Personal information
- Full name: Michael Thomas Clingly
- Date of birth: 18 April 1932
- Place of birth: Prospect, South Australia
- Date of death: 16 August 2004 (aged 72)
- Place of death: Adelaide
- Position(s): Centre half forward/back

Playing career^{1}
- Years: Club / Games (Goals)
- 1951–1959: West Torrens / 156 (219)
- ^{1} Playing statistics correct to the end of 1959.

= Mick Clingly =

Australian rules footballer and cricketer

Michael Thomas Clingly (18 April 1932 – 16 August 2004) was an Australian rules footballer who played for West Torrens in the South Australian National Football League (SANFL). He also represented South Australia at Sheffield Shield cricket.

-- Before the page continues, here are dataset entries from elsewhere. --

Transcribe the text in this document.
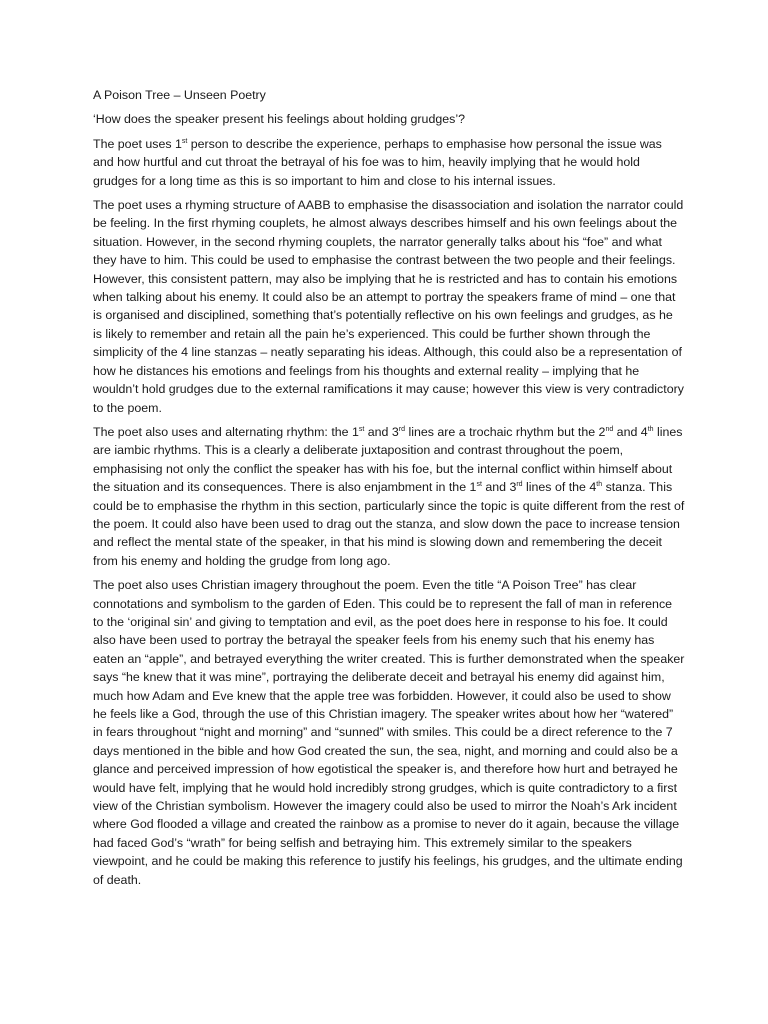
A Poison Tree – Unseen Poetry
‘How does the speaker present his feelings about holding grudges’?
The poet uses 1st person to describe the experience, perhaps to emphasise how personal the issue was and how hurtful and cut throat the betrayal of his foe was to him, heavily implying that he would hold grudges for a long time as this is so important to him and close to his internal issues.
The poet uses a rhyming structure of AABB to emphasise the disassociation and isolation the narrator could be feeling. In the first rhyming couplets, he almost always describes himself and his own feelings about the situation. However, in the second rhyming couplets, the narrator generally talks about his “foe” and what they have to him. This could be used to emphasise the contrast between the two people and their feelings. However, this consistent pattern, may also be implying that he is restricted and has to contain his emotions when talking about his enemy. It could also be an attempt to portray the speakers frame of mind – one that is organised and disciplined, something that’s potentially reflective on his own feelings and grudges, as he is likely to remember and retain all the pain he’s experienced. This could be further shown through the simplicity of the 4 line stanzas – neatly separating his ideas. Although, this could also be a representation of how he distances his emotions and feelings from his thoughts and external reality – implying that he wouldn’t hold grudges due to the external ramifications it may cause; however this view is very contradictory to the poem.
The poet also uses and alternating rhythm: the 1st and 3rd lines are a trochaic rhythm but the 2nd and 4th lines are iambic rhythms. This is a clearly a deliberate juxtaposition and contrast throughout the poem, emphasising not only the conflict the speaker has with his foe, but the internal conflict within himself about the situation and its consequences. There is also enjambment in the 1st and 3rd lines of the 4th stanza. This could be to emphasise the rhythm in this section, particularly since the topic is quite different from the rest of the poem. It could also have been used to drag out the stanza, and slow down the pace to increase tension and reflect the mental state of the speaker, in that his mind is slowing down and remembering the deceit from his enemy and holding the grudge from long ago.
The poet also uses Christian imagery throughout the poem. Even the title “A Poison Tree” has clear connotations and symbolism to the garden of Eden. This could be to represent the fall of man in reference to the ‘original sin’ and giving to temptation and evil, as the poet does here in response to his foe. It could also have been used to portray the betrayal the speaker feels from his enemy such that his enemy has eaten an “apple”, and betrayed everything the writer created. This is further demonstrated when the speaker says “he knew that it was mine”, portraying the deliberate deceit and betrayal his enemy did against him, much how Adam and Eve knew that the apple tree was forbidden. However, it could also be used to show he feels like a God, through the use of this Christian imagery. The speaker writes about how her “watered” in fears throughout “night and morning” and “sunned” with smiles. This could be a direct reference to the 7 days mentioned in the bible and how God created the sun, the sea, night, and morning and could also be a glance and perceived impression of how egotistical the speaker is, and therefore how hurt and betrayed he would have felt, implying that he would hold incredibly strong grudges, which is quite contradictory to a first view of the Christian symbolism. However the imagery could also be used to mirror the Noah’s Ark incident where God flooded a village and created the rainbow as a promise to never do it again, because the village had faced God’s “wrath” for being selfish and betraying him. This extremely similar to the speakers viewpoint, and he could be making this reference to justify his feelings, his grudges, and the ultimate ending of death.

Clingly played mainly at either centre half forward or centre half back. He was West Torrens's leading goal-kicker three times during his career and was voted best afield from the back pocket in their 1953 premiership team. In a game against Glenelg, in 1956, Clingly kicked 12 goals and became the last player in the league to use the place kick.

His five first-class cricket matches for South Australia were spent as a left-arm medium-pacer. He took nine wickets at 54.33 with a best of 3 for 15 against Queensland at the Adelaide Oval.

On 16 August 2004, Clingly died after suffering a heart attack.